Guia da Semana

Foto: Digvulgação

Interpretando o juiz na peça Hamelin do premiado autor Juan Mayorga

Um tema forte e um propósito simples: saber quem é o autor de uma acusação de pedofilia. Assim é o enredo de Hamelin, que chega a São Paulo em cartaz no Centro Cultural Banco do Brasil. Escrita pelo espanhol Juan Mayorga e dirigido por André Paes Leme, a peça coloca em xeque, através de uma dramaturgia não convencional, a impotência da sociedade em proteger as crianças e a dificuldade de se chegar a uma conclusão quando as palavras são tudo o que se tem para apurar a verdade. Não é a toa que mereceu o prêmio Max de Melhor Autor Teatral.

Para encarar o desafio dramático, o protagonista ficou a cargo do baiano Vladimir Brichta, revelado em um grupo de teatro de Salvador ao lado de Wagner Moura e Lázaro Ramos. O ator já trabalhou em 22 espetáculos, tendo alcançado enorme destaque na peça A Máquina, de Adriana Falcão, dirigida por João Falcão. Afastado dos palcos há um ano, resolveu dedicar 2009 ao cenário teatral depois de dar vida a personagens cômicos no cinema, como em Mulher Invisível, e na TV, na série Faça sua História. No intervalo dos últimos ensaios, batemos um papo com o artista sobre as expectativas com a estreia, a preparação do personagem e sua carreira.

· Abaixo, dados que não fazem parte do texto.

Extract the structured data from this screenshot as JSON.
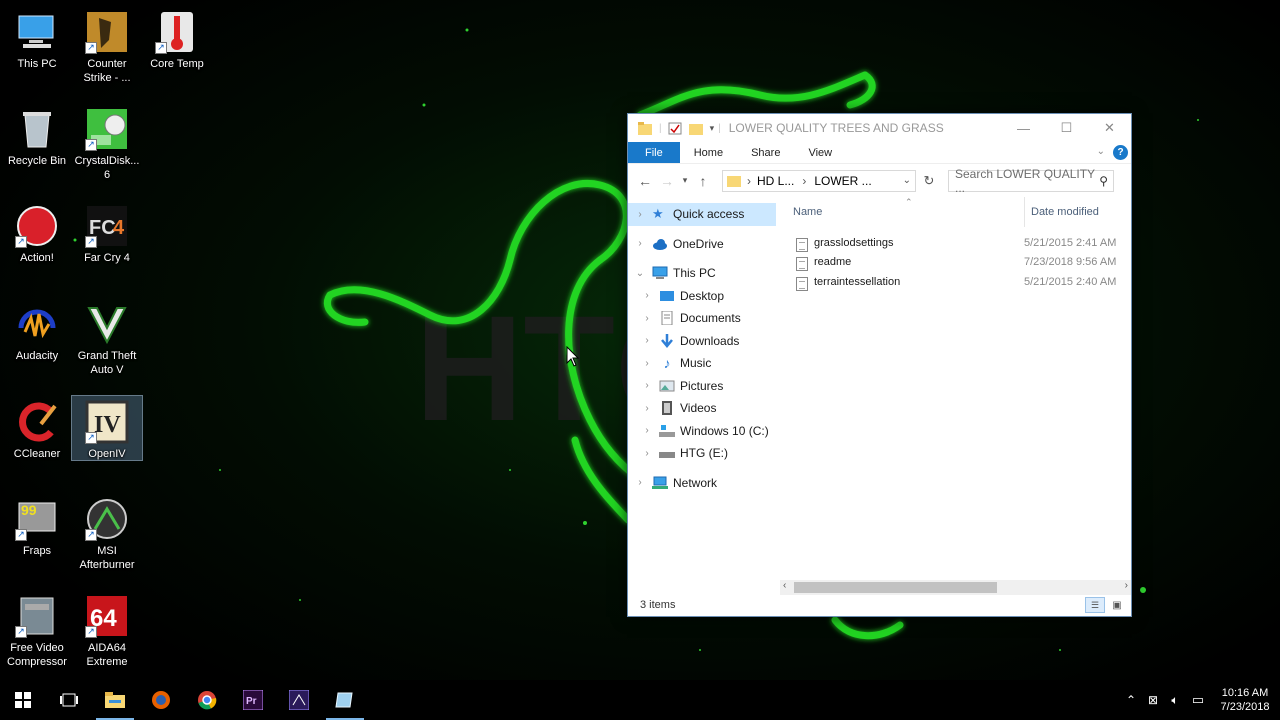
{
  "desktop": {
    "icons": [
      {
        "label": "This PC"
      },
      {
        "label": "Counter\nStrike - ..."
      },
      {
        "label": "Core Temp"
      },
      {
        "label": "Recycle Bin"
      },
      {
        "label": "CrystalDisk...\n6"
      },
      {
        "label": "Action!"
      },
      {
        "label": "Far Cry 4"
      },
      {
        "label": "Audacity"
      },
      {
        "label": "Grand Theft\nAuto V"
      },
      {
        "label": "CCleaner"
      },
      {
        "label": "OpenIV"
      },
      {
        "label": "Fraps"
      },
      {
        "label": "MSI\nAfterburner"
      },
      {
        "label": "Free Video\nCompressor"
      },
      {
        "label": "AIDA64\nExtreme"
      }
    ]
  },
  "explorer": {
    "title": "LOWER QUALITY TREES AND GRASS",
    "ribbon_tabs": [
      "File",
      "Home",
      "Share",
      "View"
    ],
    "breadcrumb": [
      "HD L...",
      "LOWER ..."
    ],
    "search_placeholder": "Search LOWER QUALITY ...",
    "nav": {
      "quick_access": "Quick access",
      "onedrive": "OneDrive",
      "this_pc": "This PC",
      "desktop": "Desktop",
      "documents": "Documents",
      "downloads": "Downloads",
      "music": "Music",
      "pictures": "Pictures",
      "videos": "Videos",
      "drive_c": "Windows 10 (C:)",
      "drive_e": "HTG (E:)",
      "network": "Network"
    },
    "columns": {
      "name": "Name",
      "date": "Date modified"
    },
    "files": [
      {
        "name": "grasslodsettings",
        "date": "5/21/2015 2:41 AM"
      },
      {
        "name": "readme",
        "date": "7/23/2018 9:56 AM"
      },
      {
        "name": "terraintessellation",
        "date": "5/21/2015 2:40 AM"
      }
    ],
    "status": "3 items"
  },
  "taskbar": {
    "time": "10:16 AM",
    "date": "7/23/2018"
  },
  "colors": {
    "accent": "#1979ca",
    "glow_green": "#2fd12f"
  }
}
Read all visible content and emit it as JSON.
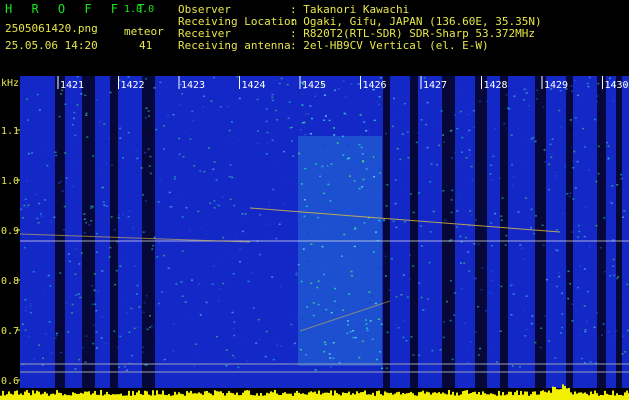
{
  "app": {
    "title": "H R O F F T",
    "version": "1.0.0"
  },
  "file": {
    "name": "2505061420.png",
    "datetime": "25.05.06 14:20"
  },
  "meteor": {
    "label": "meteor",
    "count": "41"
  },
  "station": [
    {
      "label": "Observer",
      "value": ": Takanori Kawachi"
    },
    {
      "label": "Receiving Location",
      "value": ": Ogaki, Gifu, JAPAN (136.60E, 35.35N)"
    },
    {
      "label": "Receiver",
      "value": ": R820T2(RTL-SDR) SDR-Sharp 53.372MHz"
    },
    {
      "label": "Receiving antenna",
      "value": ": 2el-HB9CV Vertical (el. E-W)"
    }
  ],
  "axis": {
    "unit": "kHz",
    "freq_ticks": [
      "1.1",
      "1.0",
      "0.9",
      "0.8",
      "0.7",
      "0.6"
    ],
    "time_ticks": [
      "1421",
      "1422",
      "1423",
      "1424",
      "1425",
      "1426",
      "1427",
      "1428",
      "1429",
      "1430"
    ]
  },
  "colors": {
    "header_text": "#e6e64d",
    "title_green": "#19e619",
    "background": "#000000",
    "spectrogram_base": "#1428c8",
    "signal_line": "#e6e6e6",
    "level_bar": "#f0f000"
  }
}
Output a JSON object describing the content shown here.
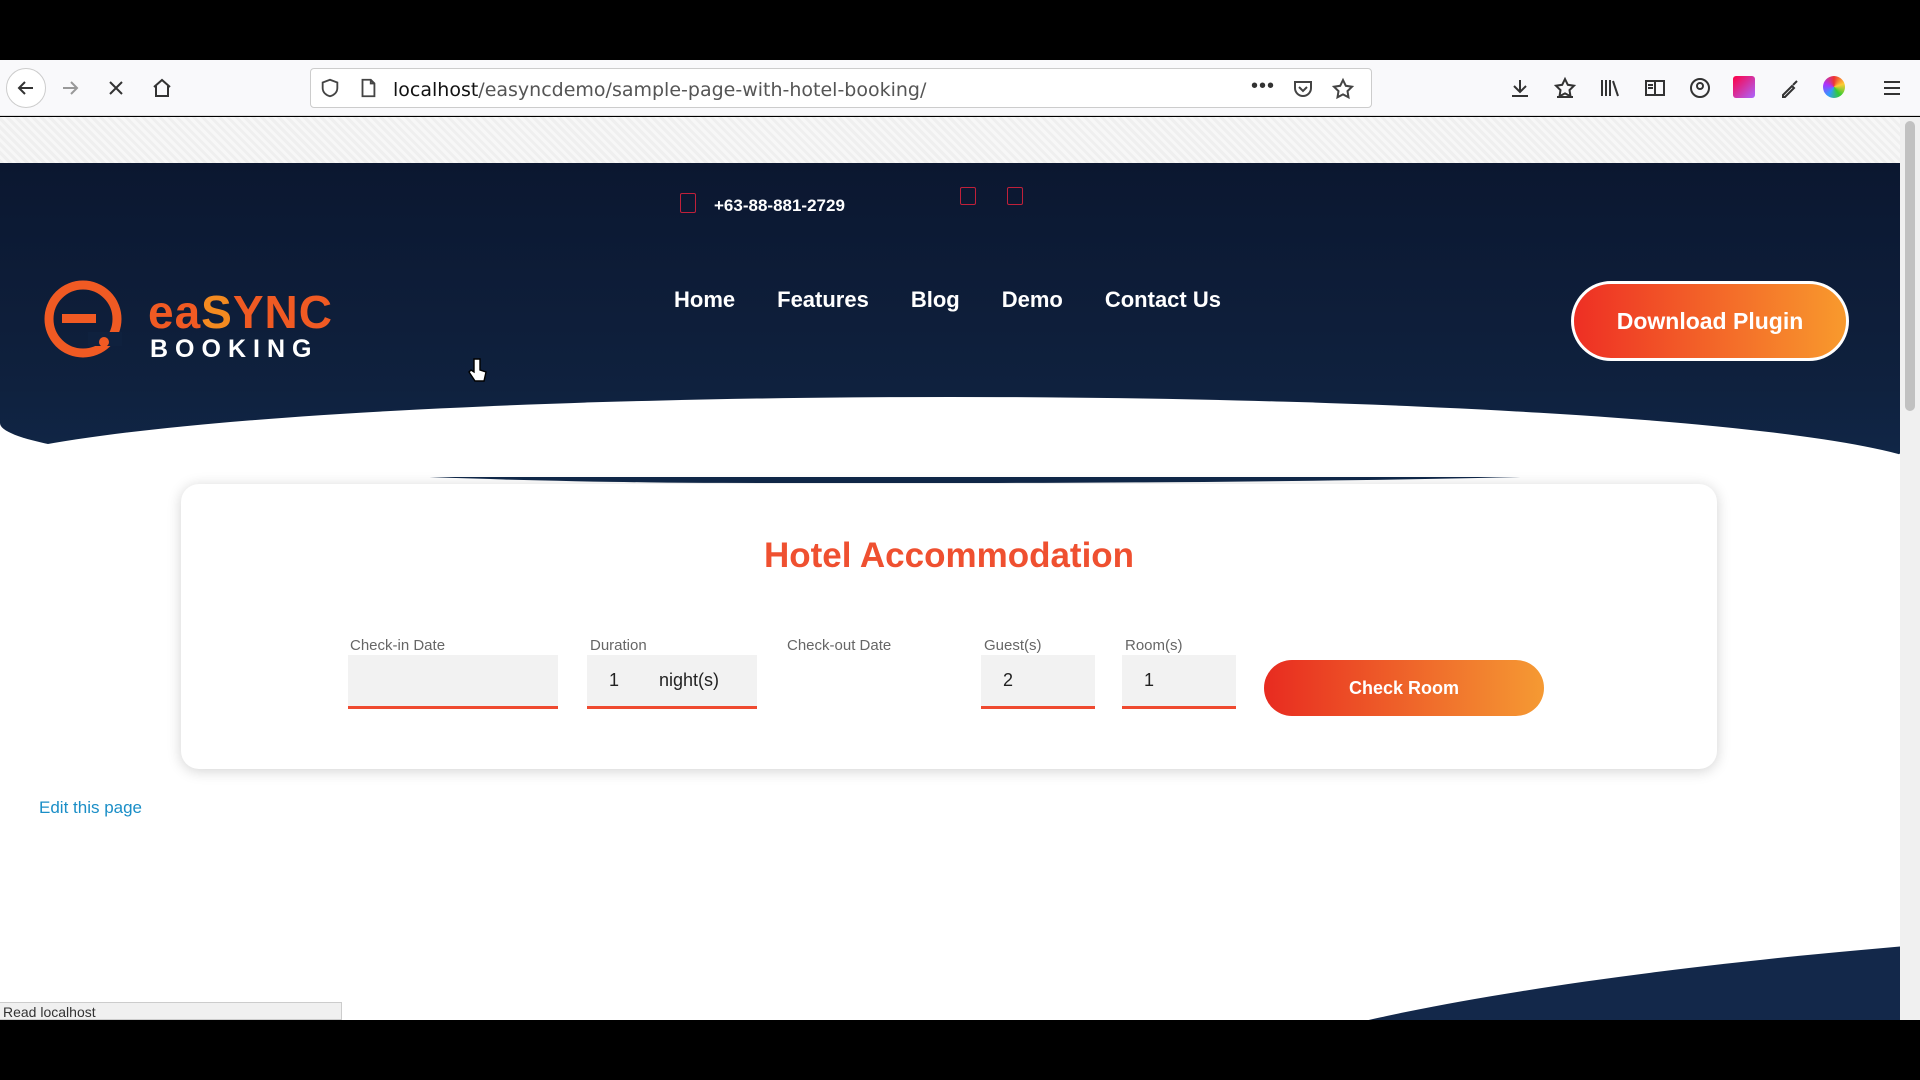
{
  "browser": {
    "url_host": "localhost",
    "url_path": "/easyncdemo/sample-page-with-hotel-booking/",
    "url_more": "•••",
    "status_text": "Read localhost"
  },
  "header": {
    "phone": "+63-88-881-2729",
    "logo_main_a": "ea",
    "logo_main_s": "S",
    "logo_main_b": "YNC",
    "logo_sub": "BOOKING",
    "nav": [
      "Home",
      "Features",
      "Blog",
      "Demo",
      "Contact Us"
    ],
    "download_label": "Download Plugin"
  },
  "booking": {
    "title": "Hotel Accommodation",
    "checkin_label": "Check-in Date",
    "checkin_value": "",
    "duration_label": "Duration",
    "duration_value": "1",
    "duration_suffix": "night(s)",
    "checkout_label": "Check-out Date",
    "guests_label": "Guest(s)",
    "guests_value": "2",
    "rooms_label": "Room(s)",
    "rooms_value": "1",
    "check_button": "Check Room"
  },
  "footer": {
    "edit_link": "Edit this page"
  },
  "colors": {
    "accent": "#ef5030",
    "nav_bg": "#0b1730",
    "link": "#1a8ec7"
  }
}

Guia da Semana: Quais os preparativos para a estreia da peça em São Paulo?
Vladimir Brichta: Eu acredito piamente que temos um grande texto nas mãos. Para mim é um acerto enorme, desde a forma com que abordamos os temas até como montamos as cenas. Eu estou completamente envolvido e muito esperançoso em relação à receptividade do público, pois para ele ela significa muito. Acho de uma relevância gigante e isso me motivou muito a fazer a peça.

Guia da Semana: Como surgiu o convite de participar do espetáculo?
Vladimir Brichta: Estou a um ano afastado, desde Os Produtores. Eu queria voltar ao teatro em 2009 de qualquer forma e estava procurando um bom texto. Tive essa lacuna entre 2003 e 2006 sem teatro e isso me deixou enlouquecido. Sinto muita falta quando fico longe dos palcos. Eu queria uma coisa mais específica. Já havia feito musical, mas eu buscava uma outra linguagem e um texto com uma relevância maior para mim. Nesse meio tempo, comecei a ler muitos textos e o André Paes Leme me mandou um e pediu minha opinião. Ele foi muito bacana e disse que, caso eu não gostasse, que indicasse alguém para fazer. Eu li o texto e fiquei encantado, quis fazer imediatamente porque era exatamente o que eu procurava como ator. Experimentar coisas novas e sensações diferentes na minha carreira.

Guia da Semana: Como abordar de forma tranquila um tema tão pesado como a pedofilia?
Vladimir Brichta: O personagem se refere a uma rede de pedofilia, mas o autor Juan Mayorga aborda toda uma questão, não somente um fato. Ele leva até o público um assunto e discute isso, deixando com que ele tome suas próprias conclusões. Eu faço um juiz que é muito duro. Incapaz de conversar em casa com a esposa e o filho, é um homem muito fechado. O espetáculo mostra que além de julgar o culpado, devemos ter um olhar maior sobre a vitima de pedofilia, que afinal é uma criança e pode ter sequelas para uma vida inteira.

Foto: Digvulgação

Ao lado do elenco, Vladimir interage com a plateia durante a peça

Guia da Semana: Como foi a preparação para o personagem?
Vladimir Brichta: Eu tive um convívio com o meio jurídico. Mas a ideia não é passar um juiz em si, mas sim uma pessoa que inspire o poder e que quer fazer valer a justiça. Em termos de preparação, foram dois meses de ensaio. No primeiro ficamos sentados, lendo muito o texto e discutindo cada detalhe, movimento. Cada um trazia uma informação, debates e notícias. Além disso, ficamos muito ligados em casos de relações deterioradas entre pais e filhos, discussões em família. Não tivemos urgência e buscamos o máximo de compreensão e colocar o que cabia de emoção nas cenas.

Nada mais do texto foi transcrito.